Legislation that would repeal the DOL’s fiduciary rule would have a negligible effect on federal revenues, say multiple cost estimates.
The Affordable Retirement Advice Act for Savers (H.R. 2823), introduced by Rep. David Roe (R-TN) on June 8, 2017, would repeal the fiduciary rule. The bill also would:
- amend the prohibited transaction rules applicable to fiduciaries of employer-sponsored pension and retirement plans, IRAs, and health savings accounts (HSAs);
- add a definition of investment advice that would be used to determine when a fiduciary relationship exists;
- add a new statutory exemption related to investment advice that a fiduciary can provide to those tax-favored plans and accounts, plan participants or beneficiaries; and
- change requirements regarding disclosure of potential compensation accruing to the fiduciary or an affiliate.
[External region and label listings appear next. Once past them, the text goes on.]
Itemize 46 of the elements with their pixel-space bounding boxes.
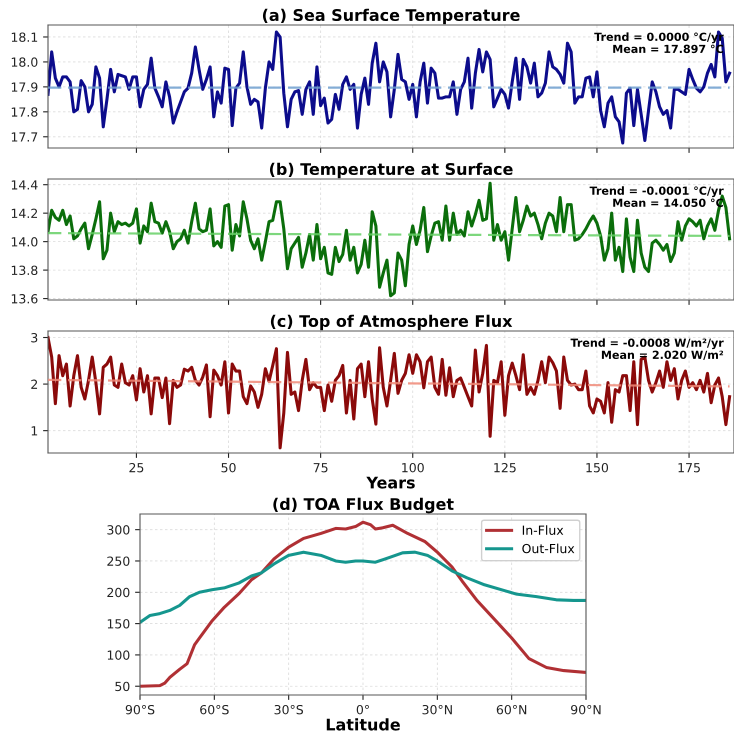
chart-title: (c) Top of Atmosphere Flux (270, 314, 512, 330)
line-series (48, 182, 732, 298)
annotation: Trend = -0.0008 W/m²/yr Mean = 2.020 W/m² (570, 338, 724, 360)
y-tick-label: 14.0 (12, 237, 38, 247)
x-tick-label: 175 (678, 463, 700, 472)
x-tick-label: 90°N (571, 704, 601, 714)
y-tick-label: 13.6 (12, 294, 38, 304)
x-tick-label: 60°N (496, 704, 526, 714)
x-axis-title: Years (366, 476, 415, 489)
y-tick-label: 17.8 (12, 107, 38, 117)
chart-title: (d) TOA Flux Budget (273, 498, 454, 514)
x-tick-label: 150 (586, 462, 608, 472)
chart-title: (b) Temperature at Surface (270, 162, 513, 178)
y-tick-label: 3 (31, 332, 38, 342)
y-tick-label: 13.8 (12, 266, 38, 276)
x-tick-label: 100 (402, 462, 424, 472)
y-tick-label: 1 (32, 426, 38, 436)
legend-label: In-Flux (522, 525, 564, 535)
y-tick-label: 300 (107, 525, 130, 535)
y-tick-label: 18.0 (12, 57, 38, 67)
y-tick-label: 2 (31, 380, 38, 389)
x-tick-label: 90°S (126, 704, 154, 714)
line-series (48, 336, 732, 450)
x-tick-label: 30°N (422, 704, 452, 714)
chart-title: (a) Sea Surface Temperature (262, 8, 520, 24)
x-tick-label: 0° (356, 704, 369, 714)
legend-label: Out-Flux (522, 544, 574, 554)
x-tick-label: 25 (129, 462, 144, 472)
y-tick-label: 17.7 (12, 132, 38, 142)
y-tick-label: 50 (115, 682, 130, 692)
x-axis-title: Latitude (326, 718, 400, 731)
x-tick-label: 50 (222, 462, 236, 472)
x-tick-label: 75 (314, 463, 328, 472)
x-tick-label: 30°S (274, 704, 304, 714)
y-tick-label: 14.2 (12, 208, 38, 218)
y-tick-label: 17.9 (12, 82, 38, 92)
y-tick-label: 100 (108, 650, 130, 660)
y-tick-label: 18.1 (12, 32, 38, 42)
x-tick-label: 125 (494, 462, 516, 472)
x-tick-label: 60°S (200, 704, 229, 714)
y-tick-label: 14.4 (12, 180, 38, 190)
y-tick-label: 200 (107, 588, 130, 598)
line-series (140, 520, 586, 688)
y-tick-label: 150 (108, 619, 130, 629)
line-series (48, 30, 732, 145)
y-tick-label: 250 (107, 556, 130, 566)
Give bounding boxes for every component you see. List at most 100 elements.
According to the Congressional Budget Office (CBO), the Joint Committee on Taxation (JCT) estimates that H.R. 2823 would have a negligible effect on federal revenues for the period 2017-27. It says that this is because pay-as-you-go procedures would apply.
Additionally, the CBO and the JCT estimate that the measure would not increase direct federal spending or budget deficits by more than $5 billion in any of the four 10-year periods beginning in 2028.
The House Committee on Education and the Workforce passed H.R. 2823 by a 23-17 vote on July 19; it is still before the House Ways and Means Committee.